Mais cela n'est pas tout, M. Feugère poursuit et indique que si le projet a fait l'objet d'une non décision au CNB (41 voix pour, 41 contre) c'est qu'il a été envisagé sous l'angle de la profession d'avocat. Or aujourd'hui, cette question serait envisagée sous l'angle du seul intérêt de l'entreprise. CQFD, le CNB représente l'entreprise et non la profession d'avocat. Peut-on rappeler ici que le CNB (c'est son objet) représente la profession d'avocat et que la représentation des entreprises est assurée par le MEDEF et la CGPME qui ne réclament d'ailleurs pas la création de ce statut de l'avocat salarié en entreprise (voir infra sur le secret professionnel) ? Enfin, dire que la création du statut de l'avocat salarié en entreprise présente un réel intérêt pour les entreprises, c'est bien, expliquer pourquoi, ce serait mieux, mais là c'est beaucoup plus compliqué.

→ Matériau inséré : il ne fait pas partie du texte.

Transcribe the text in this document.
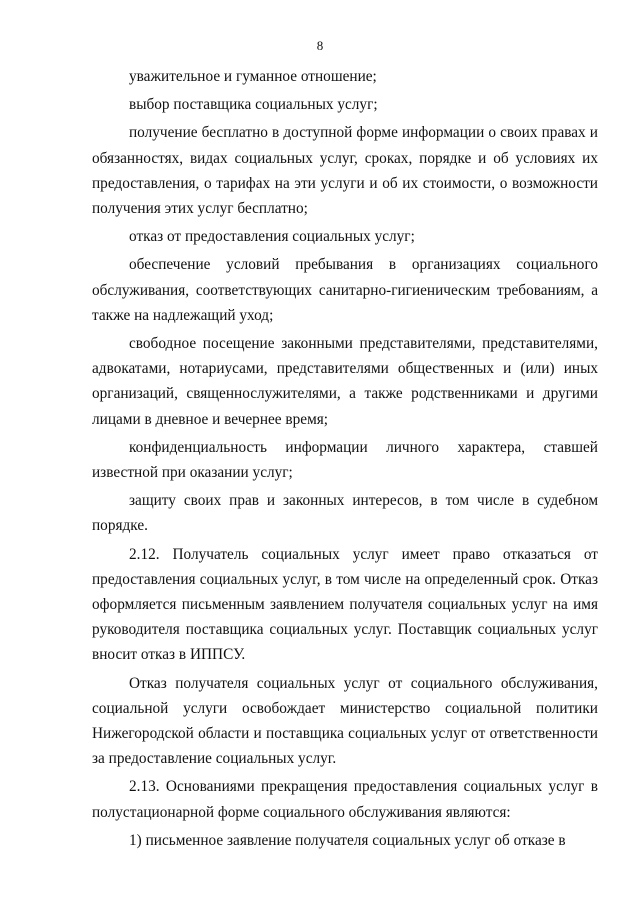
8

уважительное и гуманное отношение;

выбор поставщика социальных услуг;

получение бесплатно в доступной форме информации о своих правах и обязанностях, видах социальных услуг, сроках, порядке и об условиях их предоставления, о тарифах на эти услуги и об их стоимости, о возможности получения этих услуг бесплатно;

отказ от предоставления социальных услуг;

обеспечение условий пребывания в организациях социального обслуживания, соответствующих санитарно-гигиеническим требованиям, а также на надлежащий уход;

свободное посещение законными представителями, представителями, адвокатами, нотариусами, представителями общественных и (или) иных организаций, священнослужителями, а также родственниками и другими лицами в дневное и вечернее время;

конфиденциальность информации личного характера, ставшей известной при оказании услуг;

защиту своих прав и законных интересов, в том числе в судебном порядке.

2.12. Получатель социальных услуг имеет право отказаться от предоставления социальных услуг, в том числе на определенный срок. Отказ оформляется письменным заявлением получателя социальных услуг на имя руководителя поставщика социальных услуг. Поставщик социальных услуг вносит отказ в ИППСУ.

Отказ получателя социальных услуг от социального обслуживания, социальной услуги освобождает министерство социальной политики Нижегородской области и поставщика социальных услуг от ответственности за предоставление социальных услуг.

2.13. Основаниями прекращения предоставления социальных услуг в полустационарной форме социального обслуживания являются:

1) письменное заявление получателя социальных услуг об отказе в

B - Le secret professionnel

Il apparaît ici nécessaire de rappeler quelques principes à propos du secret professionnel. L'aspect certainement le plus important du secret professionnel tient au fait qu'il n'existe pas dans l'intérêt de l'avocat (36) ou du client. Le secret professionnel n'existe que dans l'intérêt général (37).

Comme l'indique Mireille Delmas-Marty, le secret professionnel ne doit cependant pas être élevé au rang de dogme car il est d'autres impératifs, notamment la paix publique, qui méritent d'être protégés. C'est pour ces raisons que le cabinet de l'avocat ne saurait être érigé en sanctuaire.

Or ce que réclament les juristes d'entreprises c'est un secret professionnel du juriste salarié de l'entreprise dans le seul but de protéger cette dernière. Dès lors, le secret professionnel quel que soit le champ d'application couvert n'existerait plus dans l'intérêt général mais dans un intérêt particulier, celui de l'entreprise employeur de l'avocat. Et de se demander si finalement, l'avocat ne serait pas qu'un alibi afin d'installer dans l'entreprise le secret professionnel ce qui met un peu plus à mal le principe d'indépendance de l'avocat évoqué plus haut.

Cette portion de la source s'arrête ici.